Je pense surtout au fait qu'il leur manque un pote. Et qu'ils ne savent pas qu'il est mort et entre les mains de mon voisin... Ils vont revenir, c'est sûr. Tôt ou tard, il y aura bien un avis de recherche pour ce type. Si toute cette histoire remonte jusqu'à nous et qu'on n'a rien dit, on pourrait avoir des ennuis. Enfin, surtout moi qui protège un meurtrier sans savoir pourquoi je garde le silence.

— Arrête, Engy, ils voulaient simplement nous effrayer. On m'a poursuivie, après le gars s'est arrêté et il rigolait. Ils ne reviendront pas. Tu viens me rejoindre chez Fred ou pas ?

— Euh... je sais pas trop. Je... je crois que je vais laisser tomber pour ce soir. Je me sens fatiguée et... et j'ai mal à la tête, je me sens pas très bien.

— Bon... dommage. Je t'appelle demain, alors. Repose-toi bien.

— Fais attention à toi.

— Ça va, n'en rajoute pas ! s'agace Beverly. Je te l'ai dit, c'était juste des cons qui s'amusent à effrayer les nanas. Sinon, ils voulaient qu'on monte dans leur caisse pour nous emmener quelque part et baiser.
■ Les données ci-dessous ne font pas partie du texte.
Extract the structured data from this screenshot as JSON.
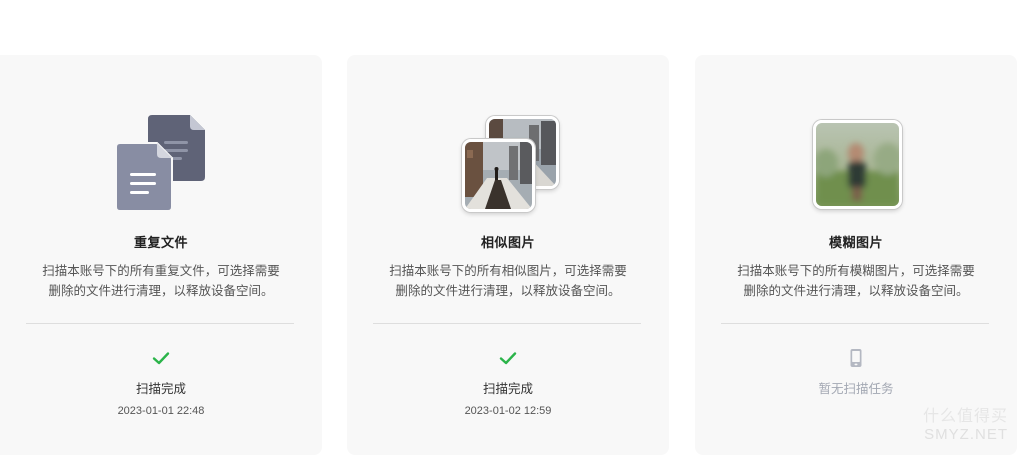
{
  "cards": [
    {
      "title": "重复文件",
      "desc_line1": "扫描本账号下的所有重复文件，可选择需要",
      "desc_line2": "删除的文件进行清理，以释放设备空间。",
      "status_icon": "checkmark-icon",
      "status": "扫描完成",
      "time": "2023-01-01 22:48"
    },
    {
      "title": "相似图片",
      "desc_line1": "扫描本账号下的所有相似图片，可选择需要",
      "desc_line2": "删除的文件进行清理，以释放设备空间。",
      "status_icon": "checkmark-icon",
      "status": "扫描完成",
      "time": "2023-01-02 12:59"
    },
    {
      "title": "模糊图片",
      "desc_line1": "扫描本账号下的所有模糊图片，可选择需要",
      "desc_line2": "删除的文件进行清理，以释放设备空间。",
      "status_icon": "phone-icon",
      "status": "暂无扫描任务",
      "time": ""
    }
  ],
  "watermark": {
    "line1": "什么值得买",
    "line2": "SMYZ.NET"
  },
  "colors": {
    "card_bg": "#f8f8f8",
    "success_green": "#2bb44a",
    "doc_back": "#5f6377",
    "doc_front": "#888da3",
    "muted_text": "#a3a8b3"
  }
}
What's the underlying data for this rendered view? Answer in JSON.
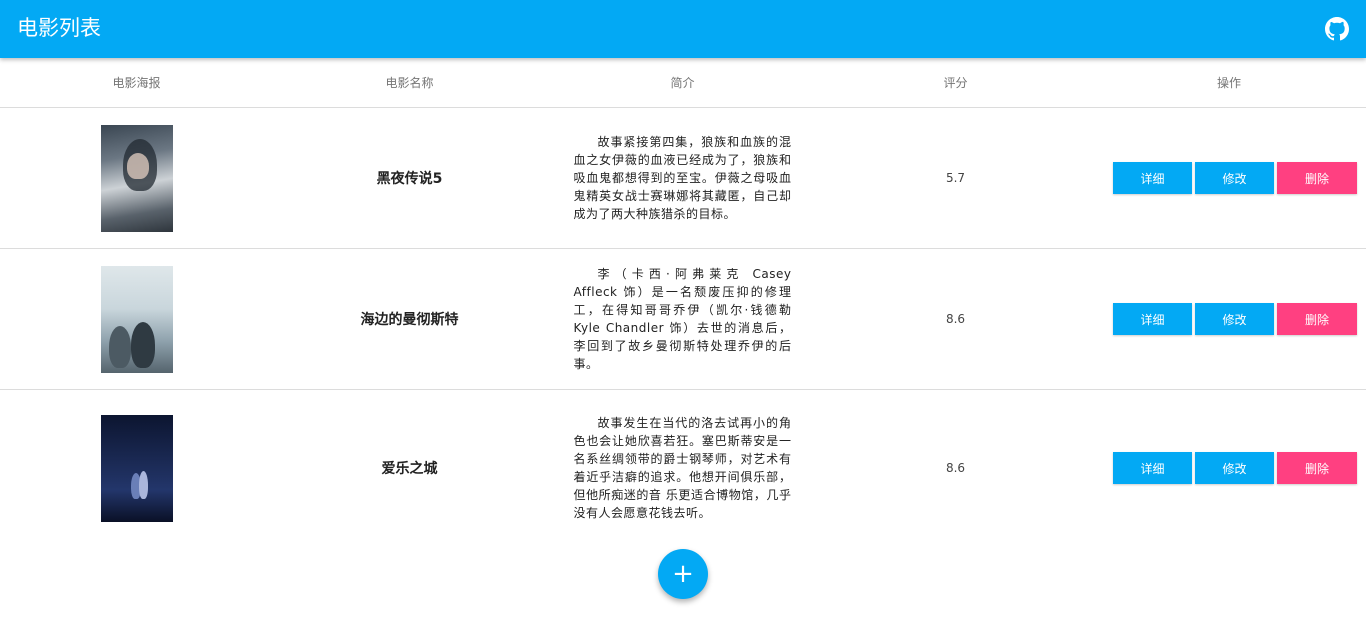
{
  "appbar": {
    "title": "电影列表",
    "github_icon": "github-icon"
  },
  "table": {
    "headers": [
      "电影海报",
      "电影名称",
      "简介",
      "评分",
      "操作"
    ],
    "rows": [
      {
        "name": "黑夜传说5",
        "description": "故事紧接第四集，狼族和血族的混血之女伊薇的血液已经成为了，狼族和吸血鬼都想得到的至宝。伊薇之母吸血鬼精英女战士赛琳娜将其藏匿，自己却成为了两大种族猎杀的目标。",
        "score": "5.7"
      },
      {
        "name": "海边的曼彻斯特",
        "description": "李（卡西·阿弗莱克 Casey Affleck 饰）是一名颓废压抑的修理工，在得知哥哥乔伊（凯尔·钱德勒 Kyle Chandler 饰）去世的消息后，李回到了故乡曼彻斯特处理乔伊的后事。",
        "score": "8.6"
      },
      {
        "name": "爱乐之城",
        "description": "故事发生在当代的洛去试再小的角色也会让她欣喜若狂。塞巴斯蒂安是一名系丝绸领带的爵士钢琴师，对艺术有着近乎洁癖的追求。他想开间俱乐部，但他所痴迷的音 乐更适合博物馆，几乎没有人会愿意花钱去听。",
        "score": "8.6"
      }
    ]
  },
  "actions": {
    "detail": "详细",
    "edit": "修改",
    "delete": "删除"
  },
  "fab": {
    "label": "+"
  },
  "colors": {
    "primary": "#03a9f4",
    "accent": "#ff4081"
  }
}
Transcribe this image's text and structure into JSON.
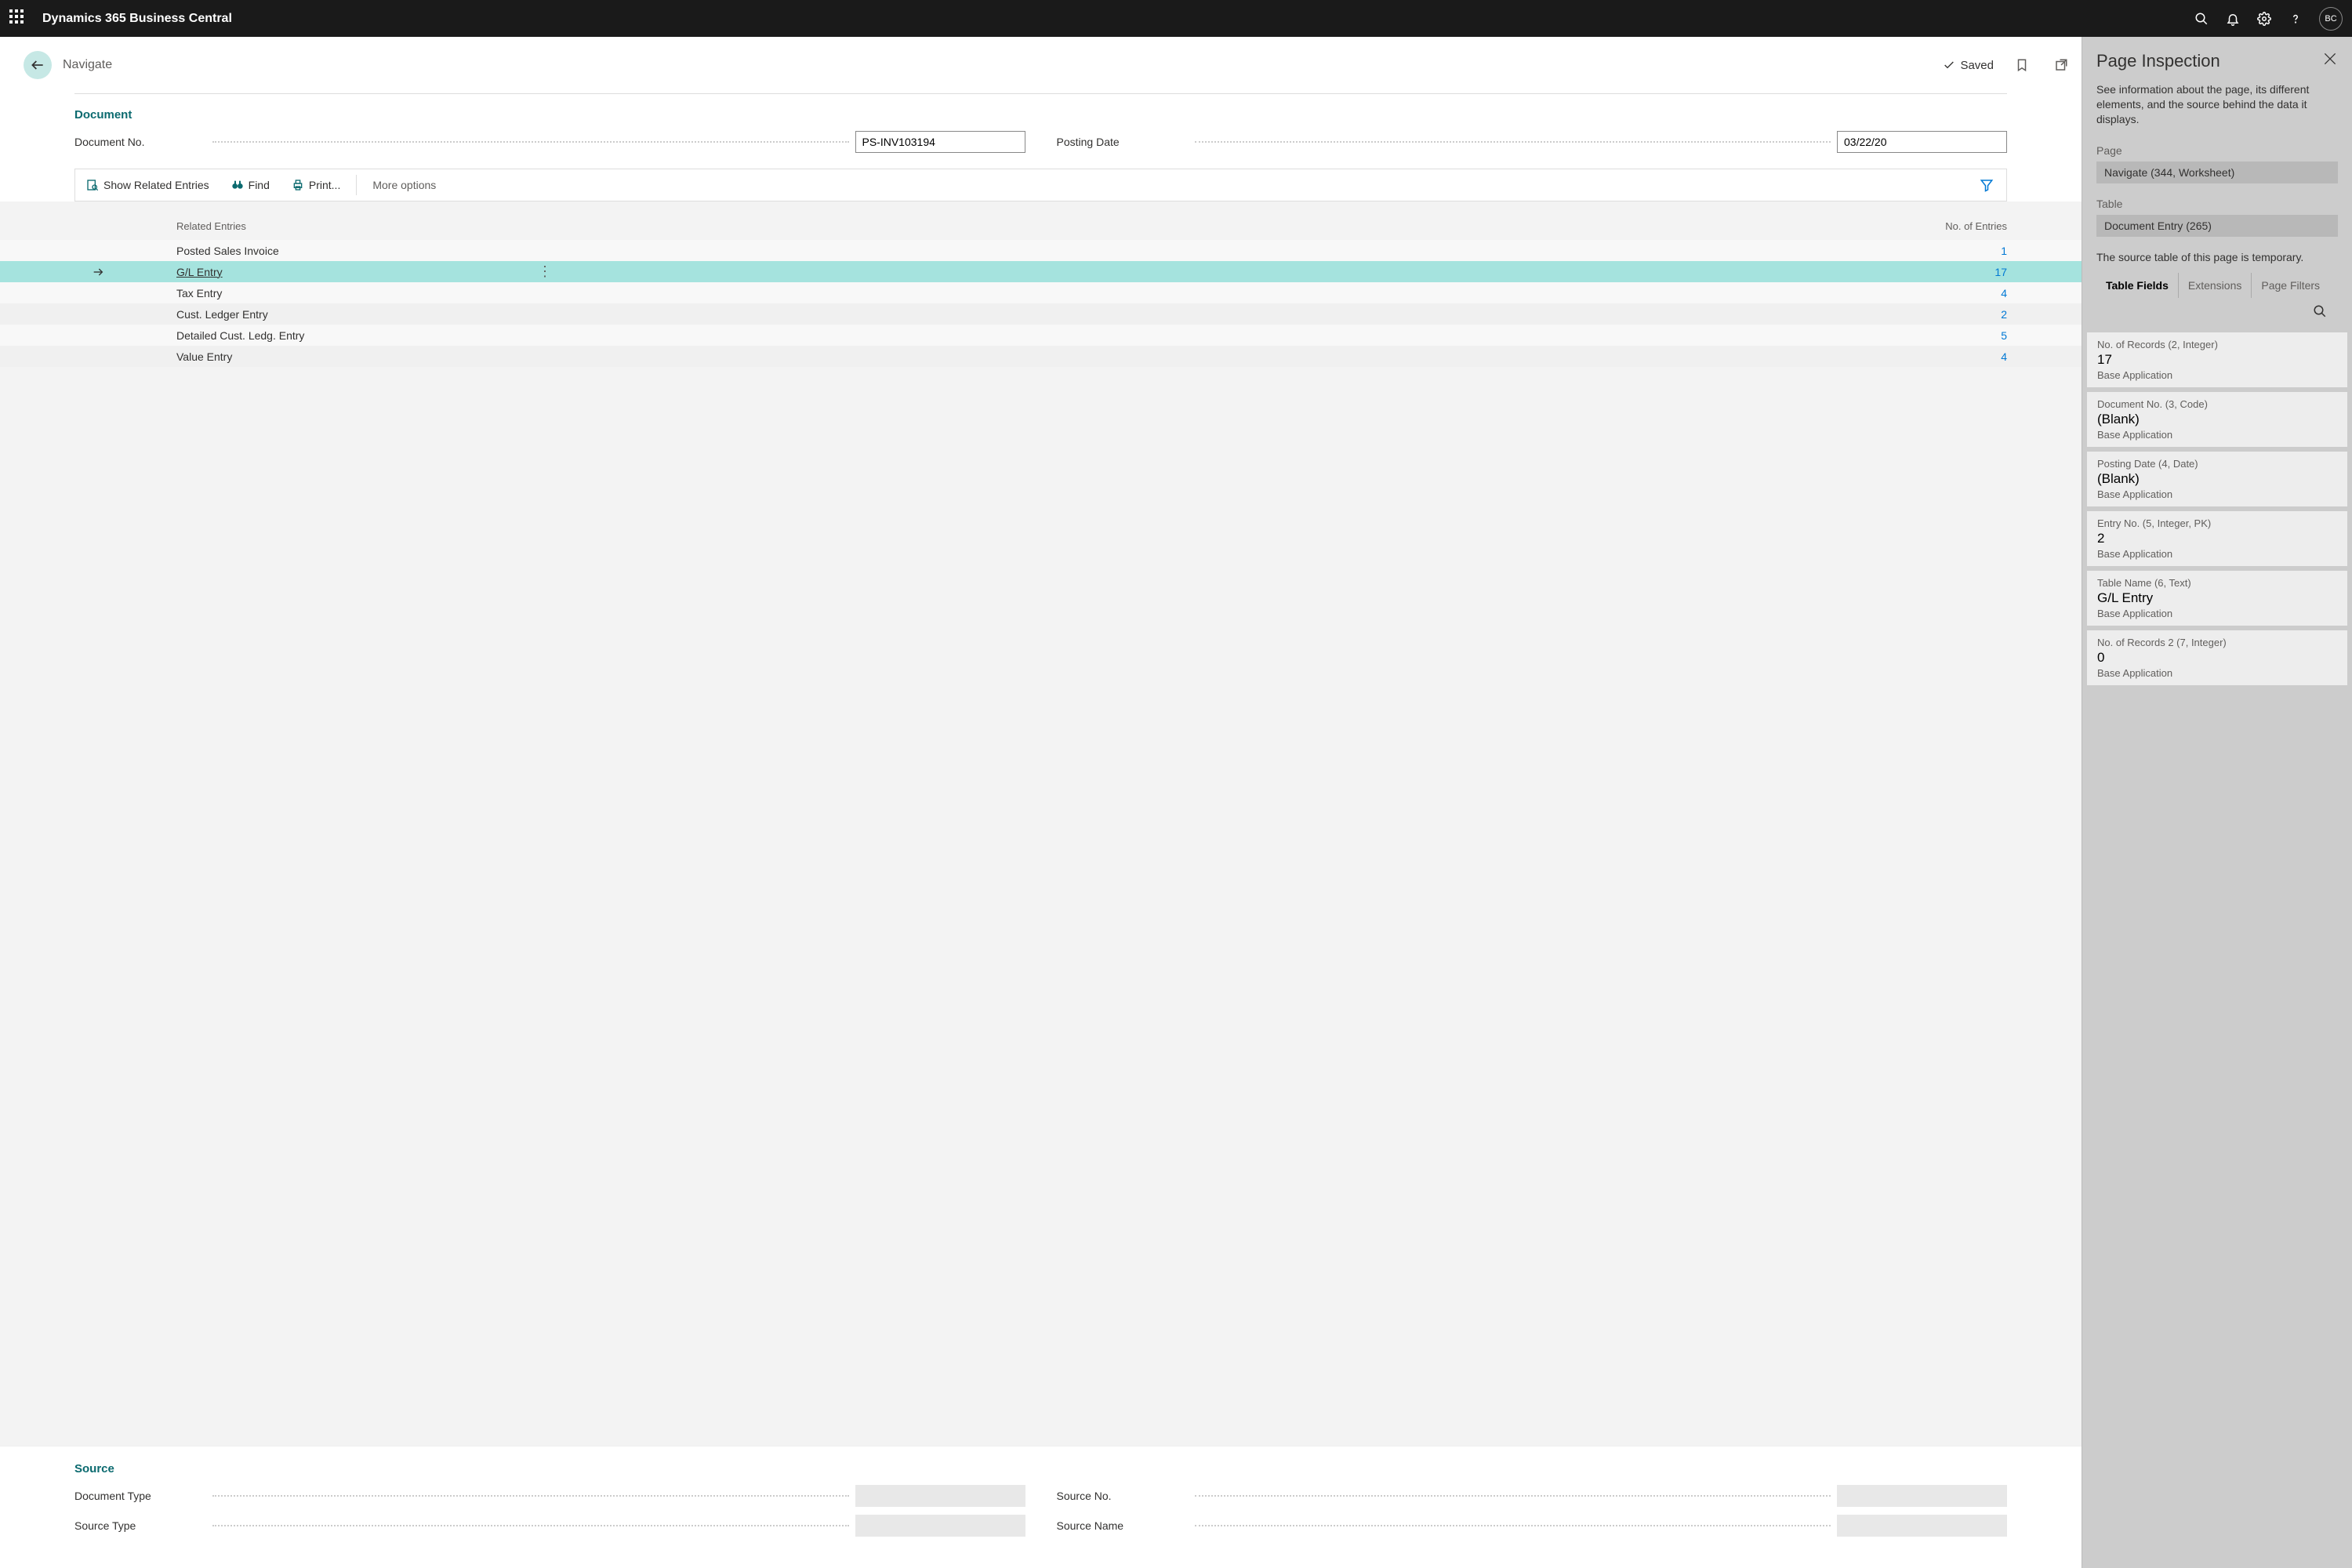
{
  "topbar": {
    "app_title": "Dynamics 365 Business Central",
    "avatar_initials": "BC"
  },
  "page": {
    "title": "Navigate",
    "saved_label": "Saved"
  },
  "document": {
    "section_title": "Document",
    "doc_no_label": "Document No.",
    "doc_no_value": "PS-INV103194",
    "posting_date_label": "Posting Date",
    "posting_date_value": "03/22/20"
  },
  "toolbar": {
    "show_related": "Show Related Entries",
    "find": "Find",
    "print": "Print...",
    "more": "More options"
  },
  "table": {
    "header_entries": "Related Entries",
    "header_count": "No. of Entries",
    "rows": [
      {
        "name": "Posted Sales Invoice",
        "count": "1"
      },
      {
        "name": "G/L Entry",
        "count": "17"
      },
      {
        "name": "Tax Entry",
        "count": "4"
      },
      {
        "name": "Cust. Ledger Entry",
        "count": "2"
      },
      {
        "name": "Detailed Cust. Ledg. Entry",
        "count": "5"
      },
      {
        "name": "Value Entry",
        "count": "4"
      }
    ]
  },
  "source": {
    "section_title": "Source",
    "doc_type_label": "Document Type",
    "source_type_label": "Source Type",
    "source_no_label": "Source No.",
    "source_name_label": "Source Name"
  },
  "inspector": {
    "title": "Page Inspection",
    "desc": "See information about the page, its different elements, and the source behind the data it displays.",
    "page_label": "Page",
    "page_value": "Navigate (344, Worksheet)",
    "table_label": "Table",
    "table_value": "Document Entry (265)",
    "note": "The source table of this page is temporary.",
    "tabs": {
      "fields": "Table Fields",
      "extensions": "Extensions",
      "filters": "Page Filters"
    },
    "fields": [
      {
        "meta": "No. of Records (2, Integer)",
        "val": "17",
        "src": "Base Application"
      },
      {
        "meta": "Document No. (3, Code)",
        "val": "(Blank)",
        "src": "Base Application"
      },
      {
        "meta": "Posting Date (4, Date)",
        "val": "(Blank)",
        "src": "Base Application"
      },
      {
        "meta": "Entry No. (5, Integer, PK)",
        "val": "2",
        "src": "Base Application"
      },
      {
        "meta": "Table Name (6, Text)",
        "val": "G/L Entry",
        "src": "Base Application"
      },
      {
        "meta": "No. of Records 2 (7, Integer)",
        "val": "0",
        "src": "Base Application"
      }
    ]
  }
}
C'est classique.

— Juste... Sois prudente, c'est tout.

— À demain, Engy.

+ + +

Après avoir pris une douche brûlante et essayé de calmer mes tremblements qui ne veulent pas s'estomper, j'enfile une serviette autour de mon corps et je reste près de la fenêtre de ma chambre à observer par une petite ouverture du rideau.

J'examine l'autre côté de la rue. Mais il n'y a aucun mouvement ni lumière, rien. Ce que mon voisin compte faire avec le cadavre m'angoisse. Je n'ai jamais été aussi stressée de toute ma vie.

Les images du torchon sur ma bouche, le son de mes cris, la silhouette et ce couteau qui poignarde mon agresseur, le corps qui s'échoue sur moi, puis cette lame sous mon menton... tout ça apparaît brutalement dans mon esprit.

Un vertige me monte à la tête. Je dois m'asseoir une minute sur mon lit. J'allume ma télévision pour que les bruits enterrent ceux dans ma tête et que les images estompent celles dans mon esprit.

Je finis par m'allonger. Effrayée, je m'enroule dans ma couverture et plonge même ma tête sous le drap. Je ne sais pas si je suis en état de choc post-traumatique, mais mon corps se berce, cherchant à me réconforter. Mon esprit veut absolument sortir ces horreurs de ma tête.

L'adrénaline quitte mon corps et au bout d'un moment, même si je ne veux pas fermer l'œil, je m'assoupis...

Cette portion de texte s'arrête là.